To determine the action mode of recombinant VxAly7D and the W295A mutant, 1 ml enzyme (10 U) was added to 9 ml substrate solution [0.3% (w/v) high-viscosity sodium alginate, 100 mM NaCl, 20 mM PB, optimal pH], followed by incubation at 30 °C for 0, 1, 5, 10, 30 and 60 min. The changes in viscosity and A235 were measured with a viscometer and UV detector. In addition, to detect the absorption change of the products of recombinant VxAly7D at 235 nm, 12 U recombinant VxAly7D was added to 1 ml substrate solution [0.3% (w/v) sodium alginate, 100 mM NaCl, 20 mM PB, optimal pH], followed by incubation at 30 °C for 0, 5, 15, 20, 30, 40, 55, 80 and 90 min. The changes in A235 were measured with a UV detector.

Then, the degradation products obtained from the time-course analysis of recombinant VxAly7D and the W295A mutant were further characterized using thin-layer chromatography (TLC) as previously reported [60]. A total of 5 U enzyme was added to 1 ml substrate solution [0.3% (w/v) substrate in 20 mM PB supplemented with 100 mM NaCl, optimal pH], followed by incubation at 30 °C for 0 s, 10 s, 30 s, 1 min, 3 min, 5 min, 10 min, 20 min, 30 min, 40 min, and 60 min. In brief, the reaction was stopped by boiling for 5 min, and the degradation products were separated in TLC aluminium silica gel plates (Merck, Germany) developed with n-butanol/formic acid/water (4:6:1, v:v:v). They were visualized via the 1,3-naphthalenediol staining method as previously reported [60, 61].
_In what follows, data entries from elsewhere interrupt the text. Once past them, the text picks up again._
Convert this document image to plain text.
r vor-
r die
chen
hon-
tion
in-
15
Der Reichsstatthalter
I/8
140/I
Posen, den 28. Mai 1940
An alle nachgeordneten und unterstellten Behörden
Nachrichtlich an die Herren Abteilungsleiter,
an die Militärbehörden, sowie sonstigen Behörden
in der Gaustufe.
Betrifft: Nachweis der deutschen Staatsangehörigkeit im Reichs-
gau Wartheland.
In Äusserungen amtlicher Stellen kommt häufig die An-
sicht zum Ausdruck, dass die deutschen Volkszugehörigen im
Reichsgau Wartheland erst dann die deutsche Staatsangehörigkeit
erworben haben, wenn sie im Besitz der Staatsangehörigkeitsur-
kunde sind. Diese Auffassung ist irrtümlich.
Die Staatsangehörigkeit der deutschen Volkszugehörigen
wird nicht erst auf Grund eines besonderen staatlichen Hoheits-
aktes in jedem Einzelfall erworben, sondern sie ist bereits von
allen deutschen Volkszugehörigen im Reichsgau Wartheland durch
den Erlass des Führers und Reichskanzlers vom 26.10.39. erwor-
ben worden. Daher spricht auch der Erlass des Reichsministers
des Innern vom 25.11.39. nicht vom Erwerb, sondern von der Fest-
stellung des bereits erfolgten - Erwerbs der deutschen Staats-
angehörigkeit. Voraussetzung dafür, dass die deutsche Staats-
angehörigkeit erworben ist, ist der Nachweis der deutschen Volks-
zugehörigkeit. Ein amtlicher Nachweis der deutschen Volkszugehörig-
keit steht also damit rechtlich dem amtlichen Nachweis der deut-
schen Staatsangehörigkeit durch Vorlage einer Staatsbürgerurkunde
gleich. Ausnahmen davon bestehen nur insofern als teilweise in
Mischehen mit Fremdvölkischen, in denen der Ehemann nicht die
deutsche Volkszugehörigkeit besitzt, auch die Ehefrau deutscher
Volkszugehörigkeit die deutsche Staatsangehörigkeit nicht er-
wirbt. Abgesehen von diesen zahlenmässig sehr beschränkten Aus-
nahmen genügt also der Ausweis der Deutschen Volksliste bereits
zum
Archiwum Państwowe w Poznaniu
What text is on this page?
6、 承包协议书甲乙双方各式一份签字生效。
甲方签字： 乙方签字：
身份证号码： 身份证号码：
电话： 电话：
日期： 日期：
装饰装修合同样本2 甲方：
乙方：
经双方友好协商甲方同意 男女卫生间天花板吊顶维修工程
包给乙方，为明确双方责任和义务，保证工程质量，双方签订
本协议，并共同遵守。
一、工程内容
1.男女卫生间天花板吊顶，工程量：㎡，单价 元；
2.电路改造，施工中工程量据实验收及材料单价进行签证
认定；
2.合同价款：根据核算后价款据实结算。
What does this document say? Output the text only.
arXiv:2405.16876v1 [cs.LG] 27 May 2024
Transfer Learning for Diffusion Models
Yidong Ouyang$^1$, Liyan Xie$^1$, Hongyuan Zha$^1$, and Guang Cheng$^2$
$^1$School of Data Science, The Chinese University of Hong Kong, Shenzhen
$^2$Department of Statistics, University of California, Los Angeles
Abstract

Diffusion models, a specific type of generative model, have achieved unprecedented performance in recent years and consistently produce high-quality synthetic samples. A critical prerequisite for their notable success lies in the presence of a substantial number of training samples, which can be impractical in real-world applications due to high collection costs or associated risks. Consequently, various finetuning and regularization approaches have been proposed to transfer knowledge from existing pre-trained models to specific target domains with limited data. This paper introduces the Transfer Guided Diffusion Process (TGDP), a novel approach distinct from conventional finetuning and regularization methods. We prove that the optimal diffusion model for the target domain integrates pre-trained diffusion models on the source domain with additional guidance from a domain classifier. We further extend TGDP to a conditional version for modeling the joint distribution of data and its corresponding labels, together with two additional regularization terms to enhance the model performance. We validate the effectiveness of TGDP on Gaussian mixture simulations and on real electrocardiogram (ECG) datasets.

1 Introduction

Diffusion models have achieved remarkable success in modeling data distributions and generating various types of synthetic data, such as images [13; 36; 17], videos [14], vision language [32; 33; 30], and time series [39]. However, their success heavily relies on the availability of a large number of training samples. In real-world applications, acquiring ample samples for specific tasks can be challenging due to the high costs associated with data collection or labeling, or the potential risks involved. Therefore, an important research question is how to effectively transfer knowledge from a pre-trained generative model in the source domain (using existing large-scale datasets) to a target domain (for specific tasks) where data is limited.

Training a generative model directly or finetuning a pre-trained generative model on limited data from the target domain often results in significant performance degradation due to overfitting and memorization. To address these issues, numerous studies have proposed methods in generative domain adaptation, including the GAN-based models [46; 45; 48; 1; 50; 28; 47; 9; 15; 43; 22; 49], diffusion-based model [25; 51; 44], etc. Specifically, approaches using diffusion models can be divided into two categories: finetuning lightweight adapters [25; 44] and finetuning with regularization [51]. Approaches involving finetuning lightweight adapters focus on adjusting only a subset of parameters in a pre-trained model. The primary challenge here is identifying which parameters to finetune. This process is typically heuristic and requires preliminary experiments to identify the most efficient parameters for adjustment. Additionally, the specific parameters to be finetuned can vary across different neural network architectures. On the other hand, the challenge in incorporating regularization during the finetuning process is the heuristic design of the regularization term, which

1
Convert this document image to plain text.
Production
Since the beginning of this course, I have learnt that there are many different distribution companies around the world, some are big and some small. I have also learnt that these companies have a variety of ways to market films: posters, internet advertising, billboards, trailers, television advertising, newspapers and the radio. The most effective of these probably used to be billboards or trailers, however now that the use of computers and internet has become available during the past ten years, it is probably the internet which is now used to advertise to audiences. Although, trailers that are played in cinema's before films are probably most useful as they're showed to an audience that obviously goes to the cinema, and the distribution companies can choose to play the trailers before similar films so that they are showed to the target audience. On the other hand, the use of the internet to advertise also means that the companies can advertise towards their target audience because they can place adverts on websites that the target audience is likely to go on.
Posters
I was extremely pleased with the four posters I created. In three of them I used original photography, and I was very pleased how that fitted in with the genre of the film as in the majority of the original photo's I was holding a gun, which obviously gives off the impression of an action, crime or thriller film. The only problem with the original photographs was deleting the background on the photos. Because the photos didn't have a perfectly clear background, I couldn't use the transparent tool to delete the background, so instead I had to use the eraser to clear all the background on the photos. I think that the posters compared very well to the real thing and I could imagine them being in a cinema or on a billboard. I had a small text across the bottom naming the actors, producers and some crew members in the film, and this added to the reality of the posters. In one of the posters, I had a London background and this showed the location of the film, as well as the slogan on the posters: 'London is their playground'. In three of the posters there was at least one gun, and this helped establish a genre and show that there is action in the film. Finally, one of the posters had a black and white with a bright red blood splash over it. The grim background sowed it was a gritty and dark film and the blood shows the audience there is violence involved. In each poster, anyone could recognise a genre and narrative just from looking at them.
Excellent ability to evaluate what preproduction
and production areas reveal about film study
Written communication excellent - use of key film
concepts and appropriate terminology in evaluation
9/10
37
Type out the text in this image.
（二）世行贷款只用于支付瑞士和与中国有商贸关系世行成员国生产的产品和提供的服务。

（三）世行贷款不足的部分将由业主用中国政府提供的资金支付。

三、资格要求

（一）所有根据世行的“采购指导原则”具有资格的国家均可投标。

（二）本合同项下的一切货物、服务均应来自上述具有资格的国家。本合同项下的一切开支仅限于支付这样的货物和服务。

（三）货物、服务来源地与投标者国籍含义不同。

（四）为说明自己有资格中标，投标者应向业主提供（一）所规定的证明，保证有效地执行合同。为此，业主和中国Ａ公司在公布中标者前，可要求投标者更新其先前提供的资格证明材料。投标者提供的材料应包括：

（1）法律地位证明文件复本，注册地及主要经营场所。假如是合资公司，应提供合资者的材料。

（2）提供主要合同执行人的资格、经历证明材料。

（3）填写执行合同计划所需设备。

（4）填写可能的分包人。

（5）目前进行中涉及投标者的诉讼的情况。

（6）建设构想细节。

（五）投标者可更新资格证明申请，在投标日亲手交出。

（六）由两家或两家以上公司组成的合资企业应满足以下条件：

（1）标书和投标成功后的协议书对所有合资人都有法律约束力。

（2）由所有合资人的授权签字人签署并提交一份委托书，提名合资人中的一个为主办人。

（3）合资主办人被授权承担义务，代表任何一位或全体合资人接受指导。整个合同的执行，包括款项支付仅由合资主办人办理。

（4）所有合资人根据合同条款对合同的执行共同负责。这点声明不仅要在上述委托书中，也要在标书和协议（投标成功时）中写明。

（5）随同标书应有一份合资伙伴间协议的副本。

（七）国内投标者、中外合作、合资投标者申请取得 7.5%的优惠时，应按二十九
To obtain the end products, each enzyme was added to 1 ml of substrate solution [0.3% (w/v) sodium alginate in 20 mM PB supplemented with 100 mM NaCl, optimal pH] to a final concentration of 20 U/ml or 100 U/ml, followed by culture at 30 °C for 16 h. To determine the components of the end products, TLC analysis of the end products was carried out according to the above method. Then, FPLC with a Superdex peptide 10/300 gel filtration column (GE Health, USA) was applied. The flow rate of the mobile phase (0.2 M NH4HCO3) was 0.2 ml/min, and the absorbance was monitored at 235 nm. Additionally, the end products mixed with acetonitrile 1:1 (v/v) were detected from 150 to 2000 m/z by negative ion electrospray ionization mass spectrometry (ESI-MS) to determine their molecular weight.